While at present only in beta, Shelfie is being tried out by Co-op Food to help count stock and manage inventory.
A star of the show was IBM’s Watson – its cognitive computing initiative. It attracted a great deal of interest – but exactly what is cognitive computing?
In simple terms, it means that the machine is able to not only interact with and understand natural language (such as human speech) but while doing so is constantly learning, to all intents and purposes, just like a human.

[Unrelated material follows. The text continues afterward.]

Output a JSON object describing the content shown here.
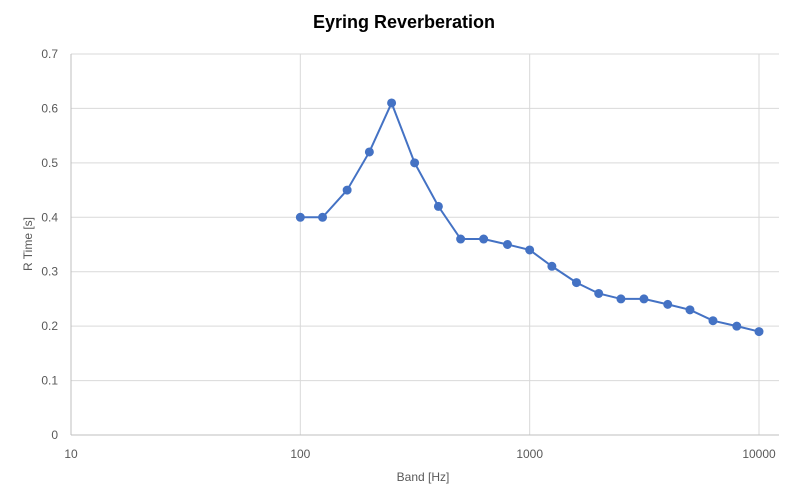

This allows data analytics on an unprecedented level and scale and, most importantly, means that context is recognised. This has huge implications for retailers seeking to deliver great personalisation and customer experience.
Augmented and virtual reality
More familiar perhaps and yet still residing a little on the periphery, for me at least, augmented and virtual reality were both much in evidence at NRF.
Indeed, there was a ‘virtual reality pavilion’ where one could see and try out the technology.
While it was all fairly impressive, one wonders if the putting on of a headset will ultimately discourage people? Facial recognition and smart mirrors may see deeper penetration.
It is clear that stores and shopping malls are going to experience the biggest shift in the next five years as they become digitally enabled experiential destinations.
There were plenty of vendors at NRF keen to show their take on the store of the future. Diebold-Nixdorf, for instance, showed its ‘extreme self-checkout’ system.
Maybe not a term any of us were familiar with at the start of 2016, it featured in many sessions and keynotes throughout the course of the conference.
Many of us will be familiar with Alexa and Siri. I particularly liked the conversational chatbot from Mode.ai, which allows customers to find visually similar items and get styling suggestions and then, through virtual reality, see the garment on them.
It is perhaps this last which is the most relevant, the concept of the marriage of different technologies to create a seamless and inspiring experience.
This is the sweet spot and this is where retail will ultimately succeed.